The onset of the COVID-19 pandemic last spring forced a sudden, unplanned shift to remote learning for most schools across the US and made it challenging to keep students connected to their learning and on track to reach all of their academic goals. After the spring semester, we conducted research to not only learn about the impacts of these challenges, but also to identify common themes among schools whose students were most successful during this period. The specifics were different for each school, but strong leadership and intentional, targeted actions taken by teachers were evident in all settings. Lake Park Elementary (LPE) School in Palm Beach County, Florida—led by Principal Phillip Preddy—was one such standout.
LPE earned recognition as a “Distinguished School” based on our research, placing among the top 14 percent of 9,500 schools sampled that met the criteria across each of five key categories for student connection and proficiency within i-Ready during the spring. The school has continued its success in 2020–2021 and, according to a research report on testing data from the fall, rated among nine percent of elementary schools serving mostly students from low-income zip codes nationwide that did not see a “COVID slide.” In fact, students have made progress over the past year that would be impressive in any circumstance: fourth and fifth graders outperformed last year’s learners on the spring i-Ready Diagnostic, even though the 2019–2020 assessment was administered before remote learning began.
In a recent interview on WLRN South Florida’s “The Sunshine Economy,” Preddy had an opportunity to discuss the efforts he and his faculty have made over the past year to ensure continued success. These are the four major strategies they’ve used:
Make Sure Students Have Devices and Connectivity
A majority of LPE’s students come from low-income households, with about 98 percent of the student body qualifying for free and reduced-price lunch. As such, most students would typically fall on the disadvantaged end of the “digital divide.” To ensure equity in remote learning, the school needed to act.
Preddy first focused on devices by calling around to schools with more resources to find extra Chromebooks™ or other appropriate devices. Next, he and his staff concentrated on internet access, understanding that: 1) They couldn’t take this for granted, and 2) Having a computer at home without Wi-Fi is unhelpful when instruction is happening online. The school’s technical support staff made calls directly to companies to seek internet solutions for students and families.
These efforts paid off in a major way, laying the groundwork for real teaching and learning success. Up to 95 percent of students made it online to participate in classes on some days during the spring 2020 semester—a significant achievement.

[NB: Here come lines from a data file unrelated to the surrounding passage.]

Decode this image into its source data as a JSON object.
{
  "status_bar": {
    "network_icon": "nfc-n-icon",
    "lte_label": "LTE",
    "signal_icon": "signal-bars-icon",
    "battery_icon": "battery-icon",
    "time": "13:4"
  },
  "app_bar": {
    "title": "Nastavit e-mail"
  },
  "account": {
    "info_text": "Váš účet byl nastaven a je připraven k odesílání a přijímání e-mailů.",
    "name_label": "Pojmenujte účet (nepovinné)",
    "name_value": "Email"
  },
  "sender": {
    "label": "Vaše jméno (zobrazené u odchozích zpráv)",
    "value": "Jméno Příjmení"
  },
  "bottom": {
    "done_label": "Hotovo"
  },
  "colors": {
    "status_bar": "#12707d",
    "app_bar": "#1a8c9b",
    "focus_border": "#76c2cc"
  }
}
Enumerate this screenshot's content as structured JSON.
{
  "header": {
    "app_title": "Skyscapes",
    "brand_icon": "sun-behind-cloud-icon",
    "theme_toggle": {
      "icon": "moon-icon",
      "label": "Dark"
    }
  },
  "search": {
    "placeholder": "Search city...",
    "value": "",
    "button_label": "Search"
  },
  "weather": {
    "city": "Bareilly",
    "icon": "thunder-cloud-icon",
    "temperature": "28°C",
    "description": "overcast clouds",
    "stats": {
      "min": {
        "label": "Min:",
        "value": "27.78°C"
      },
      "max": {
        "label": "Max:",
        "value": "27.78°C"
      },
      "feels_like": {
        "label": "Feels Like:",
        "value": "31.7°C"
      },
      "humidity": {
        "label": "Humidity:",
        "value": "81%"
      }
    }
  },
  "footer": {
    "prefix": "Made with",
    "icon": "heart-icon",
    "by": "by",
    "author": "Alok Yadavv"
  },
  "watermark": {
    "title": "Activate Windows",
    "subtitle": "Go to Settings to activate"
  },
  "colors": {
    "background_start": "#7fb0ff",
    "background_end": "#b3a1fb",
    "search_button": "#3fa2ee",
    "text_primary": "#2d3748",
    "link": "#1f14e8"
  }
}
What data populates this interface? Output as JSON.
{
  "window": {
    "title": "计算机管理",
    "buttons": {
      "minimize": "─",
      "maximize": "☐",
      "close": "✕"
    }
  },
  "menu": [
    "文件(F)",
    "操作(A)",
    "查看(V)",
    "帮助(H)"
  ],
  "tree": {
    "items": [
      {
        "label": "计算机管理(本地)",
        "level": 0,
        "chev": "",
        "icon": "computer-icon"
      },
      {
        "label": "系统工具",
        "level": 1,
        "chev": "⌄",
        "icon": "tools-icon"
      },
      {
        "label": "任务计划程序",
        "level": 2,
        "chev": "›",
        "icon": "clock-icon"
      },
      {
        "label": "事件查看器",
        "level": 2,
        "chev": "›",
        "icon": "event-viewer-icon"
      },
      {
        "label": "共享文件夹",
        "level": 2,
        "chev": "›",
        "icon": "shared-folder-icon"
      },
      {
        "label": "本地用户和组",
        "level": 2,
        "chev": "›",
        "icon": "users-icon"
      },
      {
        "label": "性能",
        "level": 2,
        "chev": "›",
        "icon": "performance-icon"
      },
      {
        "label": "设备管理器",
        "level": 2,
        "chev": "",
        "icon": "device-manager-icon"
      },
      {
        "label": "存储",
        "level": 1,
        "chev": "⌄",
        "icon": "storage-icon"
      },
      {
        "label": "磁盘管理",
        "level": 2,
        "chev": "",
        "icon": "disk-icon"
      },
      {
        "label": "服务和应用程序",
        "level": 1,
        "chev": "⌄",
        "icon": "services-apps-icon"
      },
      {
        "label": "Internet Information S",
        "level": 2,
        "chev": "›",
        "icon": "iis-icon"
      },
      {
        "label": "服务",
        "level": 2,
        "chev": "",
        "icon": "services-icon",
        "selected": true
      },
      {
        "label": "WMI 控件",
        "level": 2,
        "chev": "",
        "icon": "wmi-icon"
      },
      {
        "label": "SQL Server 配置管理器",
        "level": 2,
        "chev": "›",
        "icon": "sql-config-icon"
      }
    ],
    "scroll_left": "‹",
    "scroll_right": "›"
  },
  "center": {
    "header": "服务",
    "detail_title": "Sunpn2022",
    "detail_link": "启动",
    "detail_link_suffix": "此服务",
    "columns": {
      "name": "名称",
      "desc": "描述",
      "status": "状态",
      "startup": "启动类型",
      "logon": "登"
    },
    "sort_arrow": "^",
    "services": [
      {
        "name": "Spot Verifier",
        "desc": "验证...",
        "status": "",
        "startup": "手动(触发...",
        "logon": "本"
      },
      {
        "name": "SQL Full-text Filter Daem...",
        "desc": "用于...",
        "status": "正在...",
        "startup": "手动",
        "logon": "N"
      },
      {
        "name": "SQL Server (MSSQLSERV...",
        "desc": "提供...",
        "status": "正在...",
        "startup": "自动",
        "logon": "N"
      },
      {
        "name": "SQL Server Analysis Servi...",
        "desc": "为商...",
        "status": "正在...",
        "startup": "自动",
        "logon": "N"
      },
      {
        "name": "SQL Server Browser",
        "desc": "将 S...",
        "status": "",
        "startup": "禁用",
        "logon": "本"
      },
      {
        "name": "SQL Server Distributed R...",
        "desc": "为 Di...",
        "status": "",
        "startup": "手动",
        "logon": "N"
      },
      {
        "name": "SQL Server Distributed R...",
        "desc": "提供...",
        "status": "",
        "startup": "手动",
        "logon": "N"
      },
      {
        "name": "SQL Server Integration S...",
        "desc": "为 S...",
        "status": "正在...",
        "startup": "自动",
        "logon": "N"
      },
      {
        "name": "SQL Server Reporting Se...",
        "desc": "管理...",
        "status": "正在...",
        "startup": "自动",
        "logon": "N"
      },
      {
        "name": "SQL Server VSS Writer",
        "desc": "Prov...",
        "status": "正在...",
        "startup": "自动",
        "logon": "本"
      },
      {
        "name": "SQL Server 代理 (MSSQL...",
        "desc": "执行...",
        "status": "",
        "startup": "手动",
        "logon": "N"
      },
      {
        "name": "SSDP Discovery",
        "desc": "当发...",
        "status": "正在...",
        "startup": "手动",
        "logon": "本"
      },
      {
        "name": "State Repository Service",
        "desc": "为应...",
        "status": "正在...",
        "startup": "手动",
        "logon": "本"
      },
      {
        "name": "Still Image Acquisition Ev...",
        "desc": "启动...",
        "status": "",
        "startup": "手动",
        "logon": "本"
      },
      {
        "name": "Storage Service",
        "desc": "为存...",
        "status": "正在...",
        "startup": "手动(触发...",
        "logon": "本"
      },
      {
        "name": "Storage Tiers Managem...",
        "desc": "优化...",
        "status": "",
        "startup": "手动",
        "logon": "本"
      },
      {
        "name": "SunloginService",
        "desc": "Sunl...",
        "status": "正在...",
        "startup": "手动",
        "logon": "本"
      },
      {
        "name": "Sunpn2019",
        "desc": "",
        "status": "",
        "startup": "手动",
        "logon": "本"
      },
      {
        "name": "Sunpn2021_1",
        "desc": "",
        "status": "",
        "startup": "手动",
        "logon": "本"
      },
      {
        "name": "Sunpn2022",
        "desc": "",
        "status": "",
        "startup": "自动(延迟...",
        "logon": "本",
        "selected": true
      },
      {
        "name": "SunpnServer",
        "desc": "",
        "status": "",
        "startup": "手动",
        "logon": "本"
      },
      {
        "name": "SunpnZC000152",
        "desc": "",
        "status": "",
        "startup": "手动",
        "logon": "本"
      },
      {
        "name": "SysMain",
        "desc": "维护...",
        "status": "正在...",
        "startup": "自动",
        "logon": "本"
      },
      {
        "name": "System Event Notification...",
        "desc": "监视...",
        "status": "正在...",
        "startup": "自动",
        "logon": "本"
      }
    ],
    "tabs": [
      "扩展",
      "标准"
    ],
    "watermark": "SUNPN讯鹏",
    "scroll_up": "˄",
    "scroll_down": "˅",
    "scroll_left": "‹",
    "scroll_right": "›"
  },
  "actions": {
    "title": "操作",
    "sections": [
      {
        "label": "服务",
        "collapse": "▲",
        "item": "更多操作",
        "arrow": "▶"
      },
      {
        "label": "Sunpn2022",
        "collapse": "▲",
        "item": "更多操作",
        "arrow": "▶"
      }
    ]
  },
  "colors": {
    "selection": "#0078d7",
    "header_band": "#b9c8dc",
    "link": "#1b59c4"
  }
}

Let Teachers Focus on Teaching
Because Preddy and the school’s administrative staff remained focused on getting students connected, they made sure teachers could put their energy into making sure learners were engaged. As countless educators nationwide experienced during the pandemic, online instruction is difficult enough on its own without the many added demands of managing a remote classroom. At Lake Park, teachers provided a full day of instruction for students―and with such high rates of student connectivity, students have succeeded even beyond the school’s already-high expectations.
Focus on Culture and Communication
"We have to make the six hours that [students] are in our care the best six hours of their day," Preddy said on “The Sunshine Economy.” Especially during the pandemic, with untold trauma facing children and adults alike, it is impossible to know what each student is going through. This makes it even more important to prioritize the social-emotional elements of schooling and show students that they’re cared for and valued.
Given the obstacles many students of all backgrounds have faced over the past year, it is an achievement just to show up for class. Taking that next step—from attendance to achievement—requires a little “extra,” and in this area, Preddy, his staff, and faculty have thrived.
As the school building slowly reopens, the staff and faculty at LPE have continued the culture and communication efforts by making calls to parents to explain the safety measures they’re taking and articulate the benefits of getting students back into the classroom. Now, nearly three-quarters of the students are attending in person, but making sure parents are aware of the school’s plans―and comfortable with them―continues to be an essential factor.
Students’ success is truly something to celebrate, and Lake Park’s teachers haven’t missed out on the opportunity. During the pandemic, teachers bought gift cards for ice cream sundaes, special headphones or pencils, or other inexpensive treats.
Many teachers mailed the rewards to students or had them shipped directly, but some even drove around town and left them on doorsteps. This program of rewards and recognition, which teachers funded out of their own pocket, “really motivated the students, and you could tell the love that [teachers] had for their kids,” Preddy shared.
These achievements are even more impressive considering the following context: Preddy, who had previously been an assistant principal in another Palm Beach school, was only named to his role at Lake Park two weeks prior to schools closing last March. Despite this and the many other challenges the school faced, the staff and faculty of LPE have delivered for their students by using strategies that many other schools can also adopt.